NTFR 2009/2600 - Zielige overblijfselen, inderdaad!

NTFR 2009/2600 - Zielige overblijfselen, inderdaad!

dGdR
drs. G.J.W. de Ruiter(Gert-Jan) de Ruiter is als director verbonden aan Deloitte Belastingadviseurs B.V.
Bijgewerkt tot 10 december 2009

Met verbijstering heb ik kennis genomen van de opinie van mr. R.A.V. Boxem in het NTFR van 26 november jl.. Het is overduidelijk dat de heer Boxem in zijn opinie met de titel 'Zielige overblijfselen' zijn persoonlijke frustaties over de christelijke godsdienst de vrije loop heeft gelaten en daardoor het zicht op de realiteit bepaald uit het oog is verloren.

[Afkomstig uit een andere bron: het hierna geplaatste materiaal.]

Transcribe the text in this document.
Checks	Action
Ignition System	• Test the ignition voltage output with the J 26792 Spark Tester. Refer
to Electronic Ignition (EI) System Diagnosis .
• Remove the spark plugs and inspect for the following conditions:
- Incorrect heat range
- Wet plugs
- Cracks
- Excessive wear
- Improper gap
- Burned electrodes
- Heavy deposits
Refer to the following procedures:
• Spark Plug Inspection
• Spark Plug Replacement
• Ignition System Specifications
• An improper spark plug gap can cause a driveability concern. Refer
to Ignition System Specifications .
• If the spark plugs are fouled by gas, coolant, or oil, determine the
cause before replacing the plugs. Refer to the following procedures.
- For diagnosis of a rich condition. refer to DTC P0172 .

Dat blijkt nadrukkelijk uit het feit dat de inhoud van de opinie de fiscaal-juridische toets der kritiek in het geheel niet kan doorstaan. Dit kan ik als volgt onderbouwen.

De centrale stelling in het artikel is dat kerkelijke instellingen niet het algemeen nut beogen en daardoor geen recht zouden moeten kunnen doen gelden op fiscale faciliteiten. De denkfout evenwel die hier wordt gemaakt is dat de status van kerkelijke instelling de poort tot faciliëring opent (citaat uit de opinie: 'kerkelijke instellingen worden fiscaal geprivilegieerd omdat ze kerkelijk zijn'). Niets is echter minder waar. Sinds de arresten van de Hoge Raad van 13 juli 1994 (nr. 29 936) en 7 november 2003 (nr. 38 049) is volstrekt helder dat aan de woorden 'kerkelijke, levensbeschouwelijke, charitatieve, culturele en wetenschappelijke' in de zinsnede 'kerkelijke, levensbeschouwelijke, charitatieve, culturele, wetenschappelijke of het algemeen nut beogende instellingen' (thans opgenomen in artikel 6:33 Wet IB 2001) geen zelfstandige betekenis toekomt. Het gaat er om dat getoetst moet worden of een instelling feitelijk het algemeen nut beoogt (op basis van de toetsingscriteria die de Hoge Raad hiervoor heeft aangereikt); de overige genoemde categorieën zijn derhalve slechts richtinggevende voorbeelden en hebben geen zelfstandige status. Ofwel: een kerkelijke instelling wordt precies hetzelfde behandeld als een willekeurige algemeen nut beogende instelling en daarmede valt de bodem onder het hele betoog van de heer Boxem uit.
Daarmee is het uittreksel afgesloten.